Low LVR product has 20-year terms
Basecorp Finance has established a new commercial mortgage product with one of its key funding partners as it looks to diversify its offerings to encompass all types of non-bank mortgage lending.
The launch signals a further move towards facilitating advisers with varied and diverse commercial products, as more advisers look towards diversification.
“Advisers are the cornerstone of our success,” said Warren Mayall, managing director at Basecorp.
“We understand the need for competitively priced and flexible products that cater to the specific requirements of advisers and their customers.”
“Our new commercial mortgage product offers further tools for advisers to deliver innovative solutions to their customers in this space and is one of the only non-bank commercial mortgage options in the market with maturities out to 20 years”.
Breaking down Basecorp’s commercial product
The product caters to a wider range of commercial product types, including retail, industrial and office.

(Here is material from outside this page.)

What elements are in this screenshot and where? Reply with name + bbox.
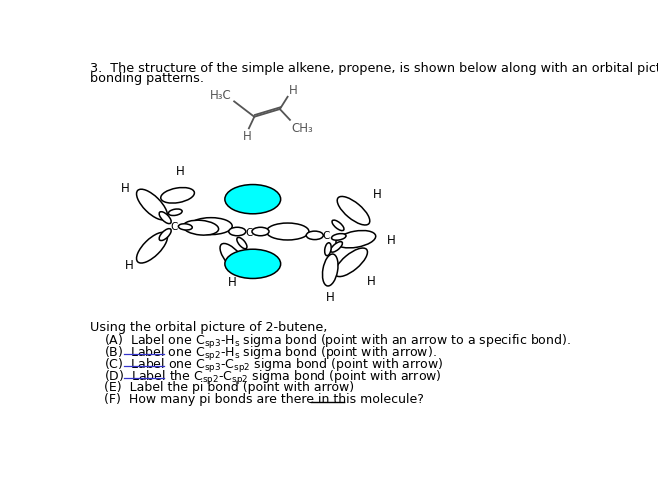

According to Mayall, the focus primarily is “small ticket”, with conservative LVR positions, and there are no ongoing covenants or reviews.
Basecorp chief financial officer John Moody (pictured above) said the product’s interest rates were “broadly in line” with its own residential investment rates, and the offering “will sit competitively with bank floating commercial rates”.
“Maximum LVR is 60% plus fees, which we think is a very competitive proposition for the asset class particularly when combined with 20-year terms with no ongoing covenants or reviews,” said Moody.
“And borrowers will have the option of an interest only period out to three years for most loans.”
This announcement builds upon Basecorp’s growth and funding successes over the last few years as it has built a mortgage book over $1 billion.
Why branch out to commercial assets?
With the commercial finance industry steadily growing amid a multi-speed economy, it presents an opportunity for growth for both lenders and advisers.
Moody said it’s a complementary asset class for Basecorp’s short and long-term residential mortgage offerings.
“Advisers will see a very familiar underwriting approach from us, with a focus on sharp turn around times within 24 hours and pragmatic conditions,” Moody said.
“We’ve talked in the past of being a ‘one-stop shop’ for non-bank residential mortgages for advisers, and we think expanding that to all types of mortgage security is an exciting development for the Basecorp business.”
But while commercial property has been a bank product in New Zealand for some time, Moody said there have been very few long-term options for borrowers originated through advisers.
“We can contrast that with Australia, where there are a range of non-banks there offering small-ticket long-term commercial mortgages in the marketplace and healthy demand from investors for ongoing capital markets issuance,” he said.
“We see real potential for New Zealand, over time, to head the same way, and we think the product positions Basecorp well to assist advisers with new income streams as this market develops.”